Gleichzeitig markiert dies einen Wandel in der Beschaffungsstrategie Hollywoods. Nachdem Minecraft und Five Nights at Freddy’s Spielmarken zu Kassenschlagern machten, suchten die Studios nach dem nächsten großen Ding – und dieses Mal stammt die Quelle nicht von einem polierten Studio-Release, sondern von einem Spiel eines kleinen neuseeländischen Entwicklers, Grandma’s Favourite Games, gehostet auf einer nutzergenerierten Plattform. Roblox ist ein Schaufenster für die Ideen anderer. Es für einen Kinostart anzuzapfen, ist eine neue Art von Schachzug – und 99 Nights ist der Testfall.

Was zur Frage führt, die bisher niemand beantwortet hat: der Widerspruch, in dem sich das Projekt verfängt. Roblox‘ Kernpublikum tendiert zu Jüngeren; Raimis Produzenten-Brand verspricht echten Horror; Cooleys Handwerk ist familienfreundliche Animation. Diese drei Signale deuten auf drei verschiedene Filme hin.

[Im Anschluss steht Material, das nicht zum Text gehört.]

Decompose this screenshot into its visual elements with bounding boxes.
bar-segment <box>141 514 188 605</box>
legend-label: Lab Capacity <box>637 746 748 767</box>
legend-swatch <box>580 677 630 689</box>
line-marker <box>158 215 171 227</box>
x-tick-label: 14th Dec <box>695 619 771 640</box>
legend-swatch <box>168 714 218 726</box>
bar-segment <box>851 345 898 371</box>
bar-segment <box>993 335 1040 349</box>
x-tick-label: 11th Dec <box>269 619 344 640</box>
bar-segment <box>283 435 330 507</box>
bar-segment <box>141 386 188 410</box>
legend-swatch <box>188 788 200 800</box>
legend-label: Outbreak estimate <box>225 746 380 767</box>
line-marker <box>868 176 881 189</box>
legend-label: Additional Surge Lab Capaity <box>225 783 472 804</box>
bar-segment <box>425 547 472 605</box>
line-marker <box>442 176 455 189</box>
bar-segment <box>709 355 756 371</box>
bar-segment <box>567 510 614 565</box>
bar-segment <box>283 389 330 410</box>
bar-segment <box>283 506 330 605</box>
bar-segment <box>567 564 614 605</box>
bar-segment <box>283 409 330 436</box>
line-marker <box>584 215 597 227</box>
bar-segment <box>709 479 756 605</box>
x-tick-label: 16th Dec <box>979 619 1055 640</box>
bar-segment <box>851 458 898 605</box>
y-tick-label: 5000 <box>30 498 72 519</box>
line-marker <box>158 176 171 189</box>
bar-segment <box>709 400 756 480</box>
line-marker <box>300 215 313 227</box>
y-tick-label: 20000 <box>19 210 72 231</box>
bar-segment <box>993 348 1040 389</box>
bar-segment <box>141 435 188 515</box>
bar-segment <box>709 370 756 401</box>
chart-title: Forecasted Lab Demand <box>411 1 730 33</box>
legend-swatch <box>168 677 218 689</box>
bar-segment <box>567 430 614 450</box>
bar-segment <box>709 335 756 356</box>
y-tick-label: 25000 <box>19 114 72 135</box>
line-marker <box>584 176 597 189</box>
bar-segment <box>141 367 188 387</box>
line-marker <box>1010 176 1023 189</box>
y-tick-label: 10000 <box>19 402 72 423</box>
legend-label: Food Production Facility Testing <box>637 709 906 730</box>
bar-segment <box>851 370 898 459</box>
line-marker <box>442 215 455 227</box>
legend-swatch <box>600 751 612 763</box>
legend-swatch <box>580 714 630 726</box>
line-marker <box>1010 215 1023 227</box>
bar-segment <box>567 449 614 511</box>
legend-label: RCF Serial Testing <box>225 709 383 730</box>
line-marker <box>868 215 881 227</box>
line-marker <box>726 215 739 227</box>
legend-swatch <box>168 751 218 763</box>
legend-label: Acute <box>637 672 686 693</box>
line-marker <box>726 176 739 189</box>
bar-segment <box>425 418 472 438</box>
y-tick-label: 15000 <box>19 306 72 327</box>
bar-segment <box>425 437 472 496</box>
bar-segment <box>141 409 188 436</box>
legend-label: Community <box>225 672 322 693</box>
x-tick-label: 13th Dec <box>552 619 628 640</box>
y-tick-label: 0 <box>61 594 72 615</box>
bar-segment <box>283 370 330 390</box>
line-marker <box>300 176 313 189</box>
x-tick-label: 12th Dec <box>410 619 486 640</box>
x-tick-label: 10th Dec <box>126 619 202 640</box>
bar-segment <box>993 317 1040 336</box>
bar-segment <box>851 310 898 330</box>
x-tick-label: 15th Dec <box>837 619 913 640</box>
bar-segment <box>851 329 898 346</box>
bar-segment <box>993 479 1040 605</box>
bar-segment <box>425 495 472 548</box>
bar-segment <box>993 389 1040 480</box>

Handelt es sich um einen PG-13-Kreaturenfilm für die Teenager des Spiels oder um den härteren Survival-Horror, den das Setting nahelegt? Die Antwort entscheidet, ob der Film das Publikum behält, für das er gekauft wurde. Bislang bleibt sie auffällig aus.

Der Hirsch hat zumindest bewiesen, dass er reisefähig ist: Er wechselte in einem offiziellen Event als erster Roblox-Charakter zu Fortnite – ein Monster mit größerer Markenmobilität als so manches Studio-IP. Ob es eine zweistündige Geschichte tragen kann – und nicht nur eine Schleife, die jede Nacht neu beginnt – ist die eine Sache, die sich der Deal nicht im Voraus kaufen kann.